2001-03-03 / Columnists

Historical Views by Emil Lucev

The Great Grand Daddy Of The Roller Coaster

During the formative years of the Rockaways as an amusement and beach resort (1857-1887) visitors and vacationers were provided with many forms of entertainment. Bathing, dining, dancing, boating and firework displays were the norm, but included were gambling and vice drinking (although hushed up), bathhouses, fakir stands, fortune tellers, Hindu mystics, palm readers, tea leave readers, horoscope readers, magic shows, freak shows, games of skill and chance, shooting galleries, deep sea fishing, fowl hunting, concert gardens, music halls, photo galleries, wax museums, beer gardens, dance halls, drugstores with patent medicines (outlawed in 1906 by Pure Food and Drug Acts), refreshment stands, cigar stands, pool halls, barber shops, horse and later steam driven carousels, catch penny amusements, narrow board sidewalks over beach sand, minstrel shows, walking contests, aerial acrobats, balloon ascensions, tents for the day/week/season, miniature railroads, steam operated circle swings, a mechanical museum, circus shows, snake charmers, a mechanical riding academy with iron horses, three shell monte, strength tests, and glass eaters – just to name a few. Seafood and shellfish dinners were the most popular.

Of all early amusement riders mentioned, the toboggan slide was about the most popular, next the carousel.

During the mid to late 1880’s, the sport of tobogganing was constructed of laminated pieces of flat wood, held together with crosspieces, to about a width of eighteen inches.

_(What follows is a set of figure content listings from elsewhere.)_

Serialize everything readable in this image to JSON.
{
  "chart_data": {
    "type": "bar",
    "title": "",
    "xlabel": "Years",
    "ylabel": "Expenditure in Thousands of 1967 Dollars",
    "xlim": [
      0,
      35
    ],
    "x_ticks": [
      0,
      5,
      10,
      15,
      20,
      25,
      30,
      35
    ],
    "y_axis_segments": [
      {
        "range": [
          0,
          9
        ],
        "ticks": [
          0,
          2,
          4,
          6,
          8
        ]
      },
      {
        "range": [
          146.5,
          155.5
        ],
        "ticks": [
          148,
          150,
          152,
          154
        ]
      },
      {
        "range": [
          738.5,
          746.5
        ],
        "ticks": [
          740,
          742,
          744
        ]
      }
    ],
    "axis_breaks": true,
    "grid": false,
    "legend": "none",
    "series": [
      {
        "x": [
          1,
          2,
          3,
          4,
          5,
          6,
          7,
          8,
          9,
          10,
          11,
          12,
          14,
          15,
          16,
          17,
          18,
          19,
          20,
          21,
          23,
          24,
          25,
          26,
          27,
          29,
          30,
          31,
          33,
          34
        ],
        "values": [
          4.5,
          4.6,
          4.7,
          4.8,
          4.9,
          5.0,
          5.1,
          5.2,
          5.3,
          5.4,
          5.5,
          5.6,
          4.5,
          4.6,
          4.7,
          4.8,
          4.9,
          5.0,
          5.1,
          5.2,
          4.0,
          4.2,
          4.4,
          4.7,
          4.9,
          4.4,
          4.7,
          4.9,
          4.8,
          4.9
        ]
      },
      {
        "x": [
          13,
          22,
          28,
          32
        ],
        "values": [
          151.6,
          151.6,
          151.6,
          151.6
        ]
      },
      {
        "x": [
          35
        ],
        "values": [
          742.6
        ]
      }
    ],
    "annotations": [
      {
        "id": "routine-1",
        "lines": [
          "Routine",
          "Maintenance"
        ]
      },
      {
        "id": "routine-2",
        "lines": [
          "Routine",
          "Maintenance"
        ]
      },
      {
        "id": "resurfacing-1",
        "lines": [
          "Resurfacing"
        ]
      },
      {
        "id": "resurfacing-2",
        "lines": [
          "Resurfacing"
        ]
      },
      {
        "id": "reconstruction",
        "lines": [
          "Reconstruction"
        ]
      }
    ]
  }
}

The length varied from four to nine feet and the front was curled upward.

For amusement purposes, artificial chutes were developed. They had a width of three feet, were made of wood, and there were often several chutes side by side.

The chutes were steep to give an exciting speed, and a runway was provided at the bottom, which was considerably long. It was reported in old newspaper articles that several toboggan slides were in the seaside section of Rockaway Beach – close to the ocean shore.

Messrs. Barnes, Wainright, Brown, Grant, and Morrison were said to be operating toboggan slides.

On most toboggans, lubrication was provided by wax rug-like material secured to the bottoms, or as in Rockaway Beach – water running down the chute into a runway trough at the bottom or perhaps into the surf or a small narrow artificial pool of sorts.

I have yet to find any drawing or old photograph of a toboggan slide in Rockaway Beach, but, appearing today in Historical Views is a picture postcard of an old toboggan slide, water lubricated, built on a lake. This slide looks similar to the old Seaside Jack and Jill slides of the 1930’s that used the rug-bottomed conveyance down the slide.

In 1884 the first automatic toboggan rise opened in Coney Island. It was about three stories high and had several small cars, attached in train, running on secured rails. With people in the cars, this train of cars was hauled up to the top of the stacked oval shaped wooden frame structure, and let go, to let gravity bring the cars down the slightly inclined ovals, going around and down and back and forth until the bottom level was achieved. The new innovation was also called a switchback.

By 1888 there were two such devices in Seaside, one near the beach and a few blocks away the other half out on the beach.

Over the years the inventor of the switchback improved his device, which developed into the scenic railway (cars went in and out of buildings filled with magnificent scenery of all descriptions), some of which were double tracked.

After WW I the scenery filled structures slowly disappeared, the railways got higher, longer, and faster, and were now called roller coasters.

The inventor became known as Mr. Gravity, and was none other than Lamarcus A. Thompson – who in 1902 built and opened an amusement park and midway in Rockaway Beach, which became known as L.A. Thompson Amusement Park. In 1923 the original scenic railway was rebuilt higher and longer (the scenic buildings removed) and was christened as the Hurricane Coaster – 780 feet long.

Thompson died in 1926 and the family sold the park in 1928. From then on the park was known as Rockaway’s Playland. The coaster was shortened considerably when Shore Front Parkway was built by Robert Moses in 1938.

After WW II it was renamed as the Atom Smasher, and was featured in cinerama and films shown worldwide. In 1987 the wrecker’s ball ended 85 years of coaster history in Rockaway Beach.